Hulu led the pack in streaming video advertising for the month of September. But that was only 8% of the U.S. Internet population. Just over 85% of the US Internet audience watches video online.

Out of the nearly 40 billion video views online, Americans were exposed to 6.8 billion ads for the month of September and Hulu accounted for just over one billion of them. Coming in as second and third were Tremor Video and Adap.tv with more than 800 million a piece. Based on these numbers it was surprising that Hulu reaches a smaller, more consistent percentage of the US population (a mere 8.8 %), the lowest percentage of the top ten advertising leaders, compared to Tremor Video's 19.6% of the population and Adap.tv's 22.9%. 

This discrepancy shows how successful, Hulu has been at selling advertisement for as a single site with a dependent usership, compared to other advertising groups that sell space across multiple websites.

Of the 182 million online video consumers, GoogleSites (mostly due to YouTube content) received the most unique viewers in September with 161.4 million. VEVO was a distant second with 57.3 million viewers and music-centric VEVO with 53.9 million viewers.

This study also showed that the time spent on YouTube was more than six times the closest competitors with 378 minutes spent on Google-hosted content compared to the 60 minutes on VEVO and a modest 39.3 minutes on Microsoft Sites content.

ComScore has also ranked YouTube content based on the different channels that groups and companies have created.
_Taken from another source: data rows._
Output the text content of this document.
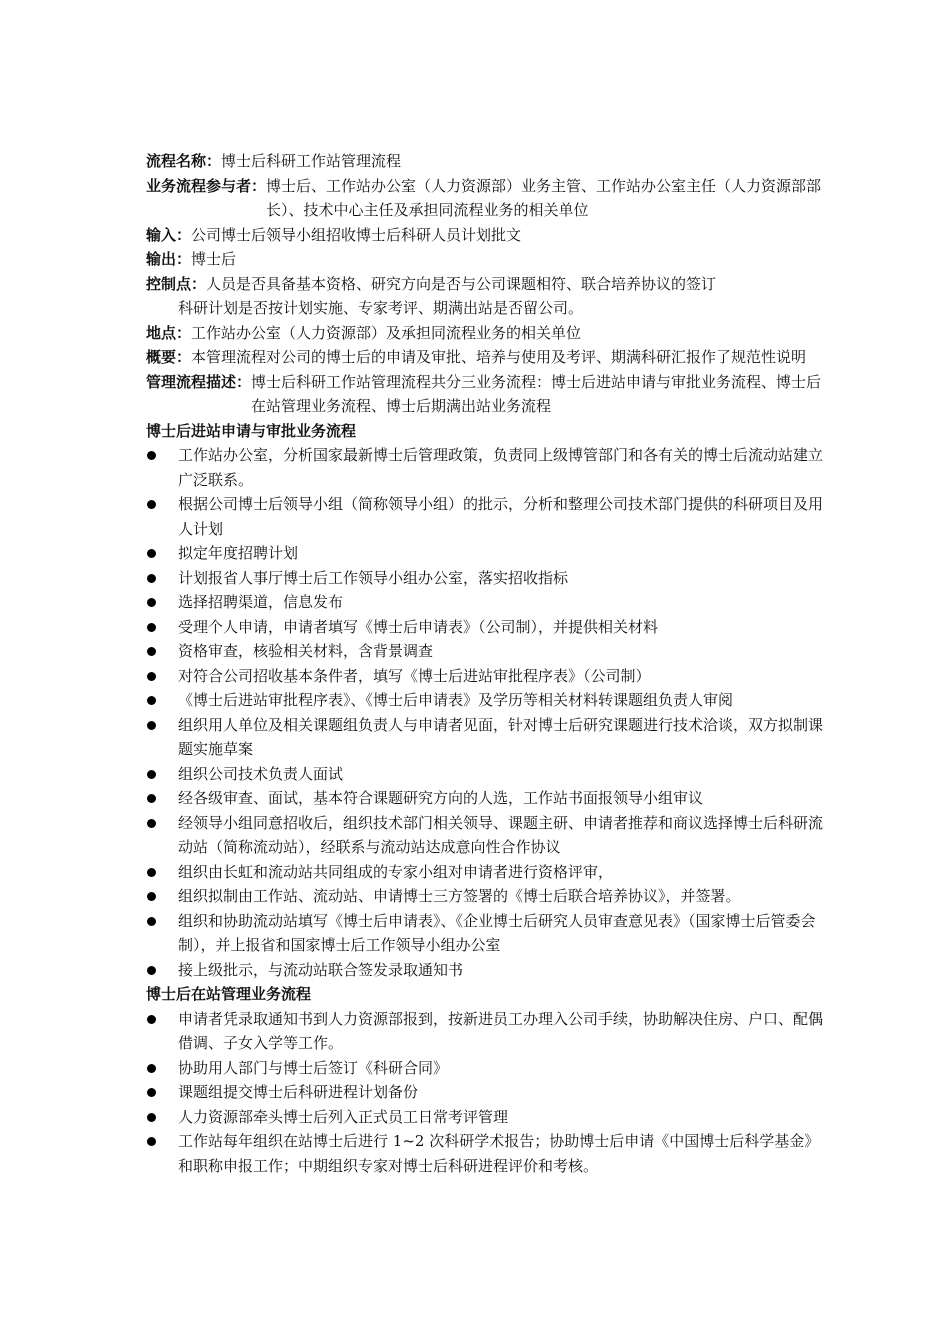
流程名称： 博士后科研工作站管理流程
业务流程参与者： 博士后、工作站办公室（人力资源部）业务主管、工作站办公室主任（人力资源部部长）、技术中心主任及承担同流程业务的相关单位
输入： 公司博士后领导小组招收博士后科研人员计划批文
输出： 博士后
控制点：人员是否具备基本资格、研究方向是否与公司课题相符、联合培养协议的签订
科研计划是否按计划实施、专家考评、期满出站是否留公司。
地点： 工作站办公室（人力资源部）及承担同流程业务的相关单位
概要： 本管理流程对公司的博士后的申请及审批、培养与使用及考评、期满科研汇报作了规范性说明
管理流程描述： 博士后科研工作站管理流程共分三业务流程：博士后进站申请与审批业务流程、博士后在站管理业务流程、博士后期满出站业务流程
博士后进站申请与审批业务流程
工作站办公室，分析国家最新博士后管理政策，负责同上级博管部门和各有关的博士后流动站建立广泛联系。
根据公司博士后领导小组（简称领导小组）的批示，分析和整理公司技术部门提供的科研项目及用人计划
拟定年度招聘计划
计划报省人事厅博士后工作领导小组办公室，落实招收指标
选择招聘渠道，信息发布
受理个人申请，申请者填写《博士后申请表》（公司制），并提供相关材料
资格审查，核验相关材料，含背景调查
对符合公司招收基本条件者，填写《博士后进站审批程序表》（公司制）
《博士后进站审批程序表》、《博士后申请表》及学历等相关材料转课题组负责人审阅
组织用人单位及相关课题组负责人与申请者见面，针对博士后研究课题进行技术洽谈，双方拟制课题实施草案
组织公司技术负责人面试
经各级审查、面试，基本符合课题研究方向的人选，工作站书面报领导小组审议
经领导小组同意招收后，组织技术部门相关领导、课题主研、申请者推荐和商议选择博士后科研流动站（简称流动站），经联系与流动站达成意向性合作协议
组织由长虹和流动站共同组成的专家小组对申请者进行资格评审，
组织拟制由工作站、流动站、申请博士三方签署的《博士后联合培养协议》，并签署。
组织和协助流动站填写《博士后申请表》、《企业博士后研究人员审查意见表》（国家博士后管委会制），并上报省和国家博士后工作领导小组办公室
接上级批示，与流动站联合签发录取通知书
博士后在站管理业务流程
申请者凭录取通知书到人力资源部报到，按新进员工办理入公司手续，协助解决住房、户口、配偶借调、子女入学等工作。
协助用人部门与博士后签订《科研合同》
课题组提交博士后科研进程计划备份
人力资源部牵头博士后列入正式员工日常考评管理
工作站每年组织在站博士后进行 1~2 次科研学术报告；协助博士后申请《中国博士后科学基金》和职称申报工作；中期组织专家对博士后科研进程评价和考核。
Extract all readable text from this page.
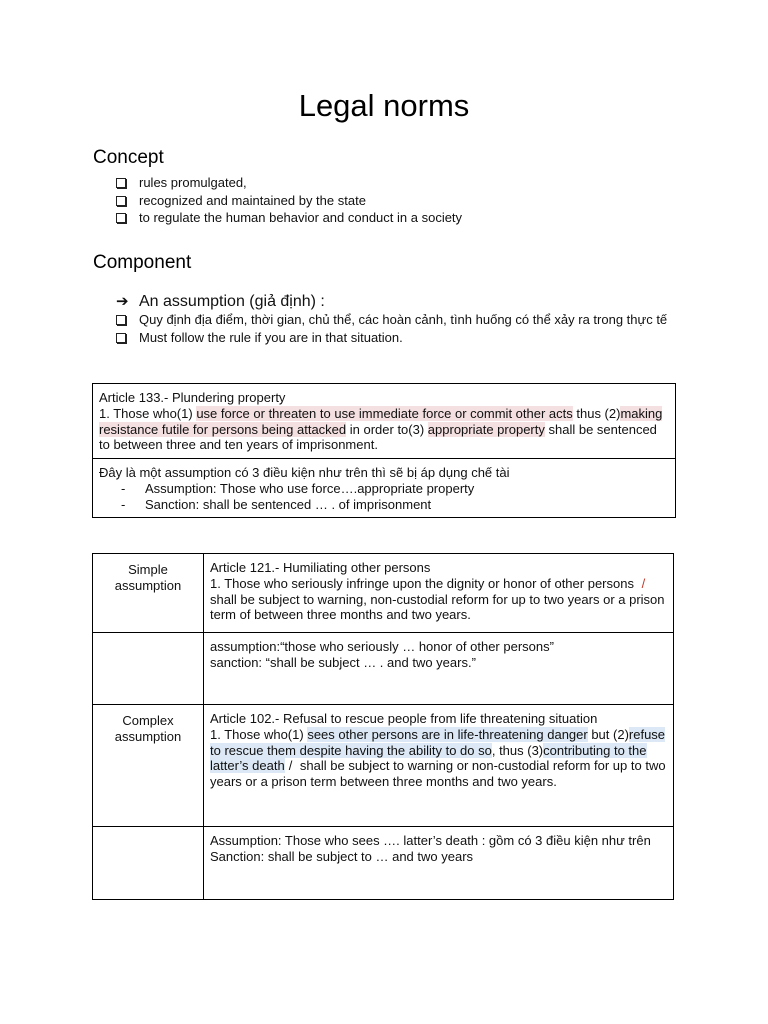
Legal norms
Concept
rules promulgated,
recognized and maintained by the state
to regulate the human behavior and conduct in a society
Component
➔ An assumption (giả định) :
Quy định địa điểm, thời gian, chủ thể, các hoàn cảnh, tình huống có thể xảy ra trong thực tế
Must follow the rule if you are in that situation.
Article 133.- Plundering property
1. Those who(1) use force or threaten to use immediate force or commit other acts thus (2)making resistance futile for persons being attacked in order to(3) appropriate property shall be sentenced to between three and ten years of imprisonment.
Đây là một assumption có 3 điều kiện như trên thì sẽ bị áp dụng chế tài
- Assumption: Those who use force….appropriate property
- Sanction: shall be sentenced … . of imprisonment
Simple assumption	Article 121.- Humiliating other persons
1. Those who seriously infringe upon the dignity or honor of other persons / shall be subject to warning, non-custodial reform for up to two years or a prison term of between three months and two years.

	assumption:“those who seriously … honor of other persons”
sanction: “shall be subject … . and two years.”

Complex assumption	Article 102.- Refusal to rescue people from life threatening situation
1. Those who(1) sees other persons are in life-threatening danger but (2)refuse to rescue them despite having the ability to do so, thus (3)contributing to the latter’s death / shall be subject to warning or non-custodial reform for up to two years or a prison term between three months and two years.

	Assumption: Those who sees …. latter’s death : gồm có 3 điều kiện như trên
Sanction: shall be subject to … and two years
By showing the changes month-to-month based on individual channels, content creators can sell unique advertising for their content. The top movers in YouTube's channel catalog are VEVO, Warner Music and Machinima.

VEVO and Warner Music's artist-content and Machinima's gaming content beat out Demand Media's educational content and the Associated Press's new-related content. The top three channels also crush their competition in the engagement of their viewers since VEVO and Machinima watchers spend nearly an hour a month watching content and Warner Music viewers spend just less than half an hour while the rest of the top ten hold their viewers attention for seven-15 minutes.

This is great for the viewers, and a major reason why views like the online experience but these results don't bode well for the long-term viability of online content and longevity of streaming. Like all good things, this too will soon be monetized more efficiently.